Und so schlafe ich nicht und bin nicht wach und denke auch nicht. Das ist das Komischste daran. Ich denke an überhaupt nichts, nichts Privates geht mir durch den Kopf, ich verliere mich nicht in Erinnerungen, fühle weder Mitleid noch Traurigkeit, weder Einsamkeit noch Wut, nichts. Und zugleich stürmt in mir alles los wie ein verrückter, wild gewordener Wirbel Staubbüschel, wie der Sand bei einem Gewitter in der Wüste, es stürzt etwas los, mit der Sicherheit und Unaufhaltsamkeit eines Tsunami oder einer Lawine. Ich habe begriffen, dass mich diese unablässige, irrelevante Angst, dieses Entsetzen und diese Beklommenheit verrückt machen, wenn das nicht bereits geschehen ist. Ich habe begriffen, dass ich mir Ordnung verschaffen muss, eine neue Routine, dass ich ein Übereinkommen mit mir selbst abschließen muss. Ich habe festgestellt, dass der Schlaf kommt, wenn ich abends das Ventil löse und warte, bis das Wasser einläuft, dass ich dann ohne Probleme spülen kann und es weitergeht; ich habe festgestellt, dass sich der Schlaf einstellt, wenn ich abends aufhöre, diesen Wirbel in mir zu halten und ihn rauslasse, mich ordentlich ausheule in meiner theatralischen Schönheit; und morgens verordne ich mir Ganztagsruhe, ich befehle mir, wie ein normaler Mensch zu funktionieren und verspreche mir dafür Nachtische und Heulorgien.

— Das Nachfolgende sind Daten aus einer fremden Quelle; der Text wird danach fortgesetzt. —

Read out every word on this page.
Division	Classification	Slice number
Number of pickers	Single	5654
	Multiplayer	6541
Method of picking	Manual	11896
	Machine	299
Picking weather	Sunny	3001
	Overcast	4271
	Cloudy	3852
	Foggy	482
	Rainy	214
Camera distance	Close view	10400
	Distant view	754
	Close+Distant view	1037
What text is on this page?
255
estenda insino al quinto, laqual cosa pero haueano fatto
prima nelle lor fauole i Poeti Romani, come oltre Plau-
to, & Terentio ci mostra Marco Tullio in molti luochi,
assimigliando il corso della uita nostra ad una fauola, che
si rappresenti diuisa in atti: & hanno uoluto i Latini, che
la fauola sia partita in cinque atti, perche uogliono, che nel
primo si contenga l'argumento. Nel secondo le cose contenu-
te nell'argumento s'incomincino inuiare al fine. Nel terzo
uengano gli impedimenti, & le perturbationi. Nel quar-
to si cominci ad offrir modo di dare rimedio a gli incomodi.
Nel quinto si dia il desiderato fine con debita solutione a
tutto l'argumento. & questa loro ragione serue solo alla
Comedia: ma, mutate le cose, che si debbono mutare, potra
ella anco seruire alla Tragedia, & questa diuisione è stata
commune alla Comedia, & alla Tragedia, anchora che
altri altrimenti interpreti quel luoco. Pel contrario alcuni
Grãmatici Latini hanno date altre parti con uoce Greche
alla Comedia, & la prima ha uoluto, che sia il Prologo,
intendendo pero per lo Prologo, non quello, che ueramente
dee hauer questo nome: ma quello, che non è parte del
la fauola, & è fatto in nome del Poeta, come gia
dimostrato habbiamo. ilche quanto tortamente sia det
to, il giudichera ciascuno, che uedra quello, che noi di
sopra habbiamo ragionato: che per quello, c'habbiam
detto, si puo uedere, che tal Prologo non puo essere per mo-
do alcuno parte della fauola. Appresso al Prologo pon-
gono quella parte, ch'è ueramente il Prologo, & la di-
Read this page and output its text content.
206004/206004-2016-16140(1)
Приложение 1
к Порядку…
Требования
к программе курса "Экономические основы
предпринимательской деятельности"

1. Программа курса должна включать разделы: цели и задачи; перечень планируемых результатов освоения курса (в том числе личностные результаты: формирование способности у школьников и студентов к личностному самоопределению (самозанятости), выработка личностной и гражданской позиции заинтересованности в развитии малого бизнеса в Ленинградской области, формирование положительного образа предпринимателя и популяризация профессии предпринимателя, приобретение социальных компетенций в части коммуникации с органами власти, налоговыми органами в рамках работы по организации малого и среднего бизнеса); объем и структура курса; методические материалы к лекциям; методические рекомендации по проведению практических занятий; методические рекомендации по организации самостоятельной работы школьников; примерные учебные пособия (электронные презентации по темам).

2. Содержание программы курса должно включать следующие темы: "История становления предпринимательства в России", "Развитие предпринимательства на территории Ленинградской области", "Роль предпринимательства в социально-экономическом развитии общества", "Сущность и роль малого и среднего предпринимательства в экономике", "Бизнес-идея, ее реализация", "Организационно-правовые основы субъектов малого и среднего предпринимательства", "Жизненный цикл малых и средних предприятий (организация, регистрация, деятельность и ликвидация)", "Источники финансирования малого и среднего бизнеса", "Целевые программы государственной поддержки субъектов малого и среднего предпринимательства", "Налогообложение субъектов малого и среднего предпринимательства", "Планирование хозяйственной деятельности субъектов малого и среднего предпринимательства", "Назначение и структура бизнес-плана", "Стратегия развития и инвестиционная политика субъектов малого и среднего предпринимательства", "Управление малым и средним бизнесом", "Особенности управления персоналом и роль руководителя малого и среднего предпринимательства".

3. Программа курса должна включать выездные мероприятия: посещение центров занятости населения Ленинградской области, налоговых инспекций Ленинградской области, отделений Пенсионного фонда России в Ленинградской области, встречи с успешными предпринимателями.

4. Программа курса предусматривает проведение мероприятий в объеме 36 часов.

Ein wohlverdienter Lohn. Mampf und schmatz.

Und was ich mir befehle, das erfülle ich auch. Tagsüber schaffe ich es, zu funktionieren, ich weiß, dass ich die Straßenbahn und den Aufzug meiden muss, ich weiß, dass ich ununterbrochen etwas tun muss. Ich fertige ein Gespräch nach dem anderen ab, in den freien Momenten spiele ich mit dem Kugelschreiber oder ich zeichne Kreise, gerade Linien, löse ein Sudoku, ich mache alles Mögliche, irgendwas, wofür ich mich konzentrieren muss, ich zähle die Fliesen in der Teeküche, überlege, wie die beiden letzten Zwerge bei Schneewittchen heißen, alles Mögliche, ich muss aktiv sein, denn ich weiß, sobald ich aufhöre, beginnt etwas in mir zu arbeiten und diesen Prozess kann ich dann nur noch schwer aufhalten.